Die Antwort auf: Und nun?

Musik Im Dezember haben wir mit Dirk von Lowtzow und Jan Müller über das neue Tocotronic-Album gesprochen. Nun ist "Wie wir leben wollen da". Thomas Winkler hat es angehört

Schon erstaunlich, wie bereit und fröhlich manch einer ist, in sein Grab zu steigen. „Hey, ich bin jetzt alt/Hey, bald bin ich kalt“, singt Dirk von Lowtzow zum Einstieg, „im Keller wartet schon/der Lohn“. Ein Schüttelreim zum Abschied. In den ersten Zeilen von Wie wir leben wollen, dem neuen Album seiner Band Tocotronic, steckt alles, was Lowtzow zum wohl unbestritten bedeutendsten Popsongtexter dieses Landes gemacht hat: Niemand sonst versöhnt so schwerelos Klamauk und Ernst als griffig formulierte Lebenshilfe für die Grübler der kreativen Boheme.

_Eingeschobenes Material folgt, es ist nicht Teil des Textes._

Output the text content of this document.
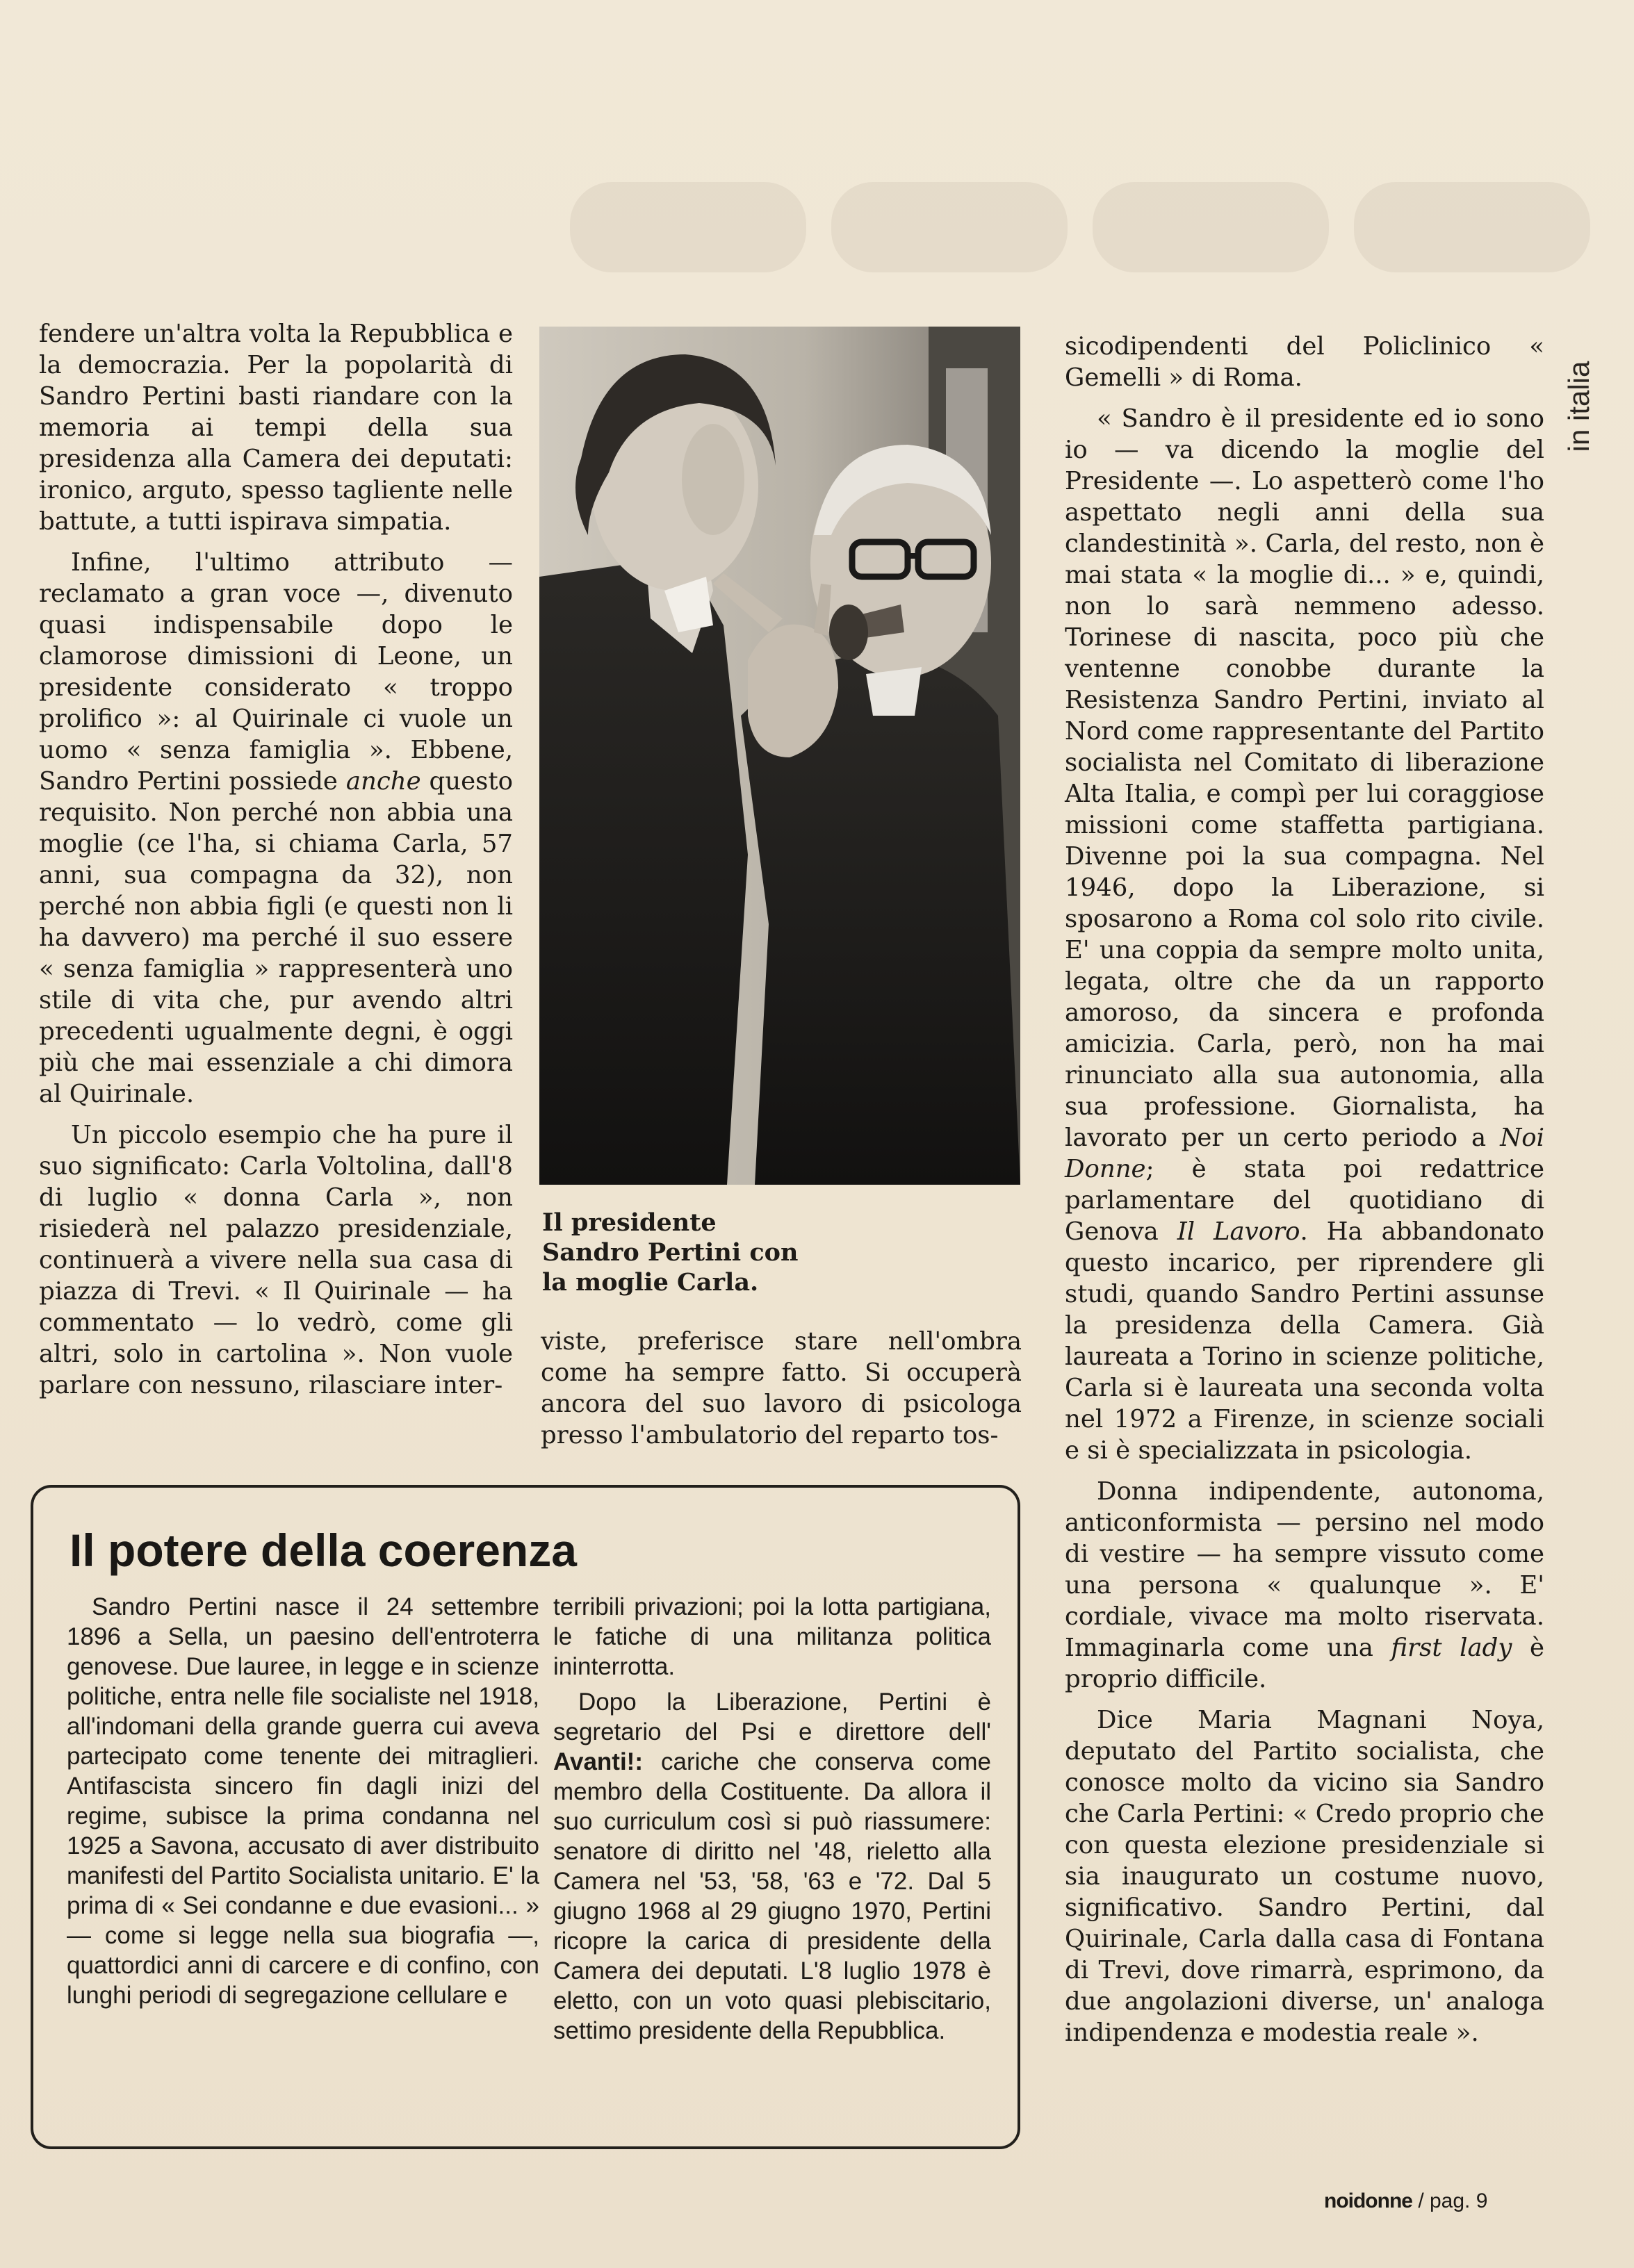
in italia

fendere un'altra volta la Repubblica e la democrazia. Per la popolarità di Sandro Pertini basti riandare con la memoria ai tempi della sua presidenza alla Camera dei deputati: ironico, arguto, spesso tagliente nelle battute, a tutti ispirava simpatia.

Infine, l'ultimo attributo — reclamato a gran voce —, divenuto quasi indispensabile dopo le clamorose dimissioni di Leone, un presidente considerato « troppo prolifico »: al Quirinale ci vuole un uomo « senza famiglia ». Ebbene, Sandro Pertini possiede anche questo requisito. Non perché non abbia una moglie (ce l'ha, si chiama Carla, 57 anni, sua compagna da 32), non perché non abbia figli (e questi non li ha davvero) ma perché il suo essere « senza famiglia » rappresenterà uno stile di vita che, pur avendo altri precedenti ugualmente degni, è oggi più che mai essenziale a chi dimora al Quirinale.

Un piccolo esempio che ha pure il suo significato: Carla Voltolina, dall'8 di luglio « donna Carla », non risiederà nel palazzo presidenziale, continuerà a vivere nella sua casa di piazza di Trevi. « Il Quirinale — ha commentato — lo vedrò, come gli altri, solo in cartolina ». Non vuole parlare con nessuno, rilasciare inter-

Il presidente
Sandro Pertini con
la moglie Carla.

viste, preferisce stare nell'ombra come ha sempre fatto. Si occuperà ancora del suo lavoro di psicologa presso l'ambulatorio del reparto tos-

sicodipendenti del Policlinico « Gemelli » di Roma.

« Sandro è il presidente ed io sono io — va dicendo la moglie del Presidente —. Lo aspetterò come l'ho aspettato negli anni della sua clandestinità ». Carla, del resto, non è mai stata « la moglie di... » e, quindi, non lo sarà nemmeno adesso. Torinese di nascita, poco più che ventenne conobbe durante la Resistenza Sandro Pertini, inviato al Nord come rappresentante del Partito socialista nel Comitato di liberazione Alta Italia, e compì per lui coraggiose missioni come staffetta partigiana. Divenne poi la sua compagna. Nel 1946, dopo la Liberazione, si sposarono a Roma col solo rito civile. E' una coppia da sempre molto unita, legata, oltre che da un rapporto amoroso, da sincera e profonda amicizia. Carla, però, non ha mai rinunciato alla sua autonomia, alla sua professione. Giornalista, ha lavorato per un certo periodo a Noi Donne; è stata poi redattrice parlamentare del quotidiano di Genova Il Lavoro. Ha abbandonato questo incarico, per riprendere gli studi, quando Sandro Pertini assunse la presidenza della Camera. Già laureata a Torino in scienze politiche, Carla si è laureata una seconda volta nel 1972 a Firenze, in scienze sociali e si è specializzata in psicologia.

Donna indipendente, autonoma, anticonformista — persino nel modo di vestire — ha sempre vissuto come una persona « qualunque ». E' cordiale, vivace ma molto riservata. Immaginarla come una first lady è proprio difficile.

Dice Maria Magnani Noya, deputato del Partito socialista, che conosce molto da vicino sia Sandro che Carla Pertini: « Credo proprio che con questa elezione presidenziale si sia inaugurato un costume nuovo, significativo. Sandro Pertini, dal Quirinale, Carla dalla casa di Fontana di Trevi, dove rimarrà, esprimono, da due angolazioni diverse, un' analoga indipendenza e modestia reale ».

Il potere della coerenza

Sandro Pertini nasce il 24 settembre 1896 a Sella, un paesino dell'entroterra genovese. Due lauree, in legge e in scienze politiche, entra nelle file socialiste nel 1918, all'indomani della grande guerra cui aveva partecipato come tenente dei mitraglieri. Antifascista sincero fin dagli inizi del regime, subisce la prima condanna nel 1925 a Savona, accusato di aver distribuito manifesti del Partito Socialista unitario. E' la prima di « Sei condanne e due evasioni... » — come si legge nella sua biografia —, quattordici anni di carcere e di confino, con lunghi periodi di segregazione cellulare e

terribili privazioni; poi la lotta partigiana, le fatiche di una militanza politica ininterrotta.

Dopo la Liberazione, Pertini è segretario del Psi e direttore dell' Avanti!: cariche che conserva come membro della Costituente. Da allora il suo curriculum così si può riassumere: senatore di diritto nel '48, rieletto alla Camera nel '53, '58, '63 e '72. Dal 5 giugno 1968 al 29 giugno 1970, Pertini ricopre la carica di presidente della Camera dei deputati. L'8 luglio 1978 è eletto, con un voto quasi plebiscitario, settimo presidente della Repubblica.

noidonne / pag. 9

Tocotronic sind im 20. Jahr ihres Bestehens und mit dem 10. Album zu einer Band gereift, die nicht nur den Kopf zu rocken versteht. Musikalisch ist die Metamorphose von der Schrammelband zur geschmeidigen Maschine abgeschlossen: Das Quartett produziert sanfte Melodien und wundervolle Harmonien, während es jedes Genre von Americana bis Soul adaptiert. Man höre Abschaffen, für dessen simples, aber effektives Gitarren-Riff Keith Richards Pate gestanden hat und das sich so lange im Kreis dreht, bis der Zuhörer überzeugt ist, der Geburt des perfekten Popsongs beizuwohnen.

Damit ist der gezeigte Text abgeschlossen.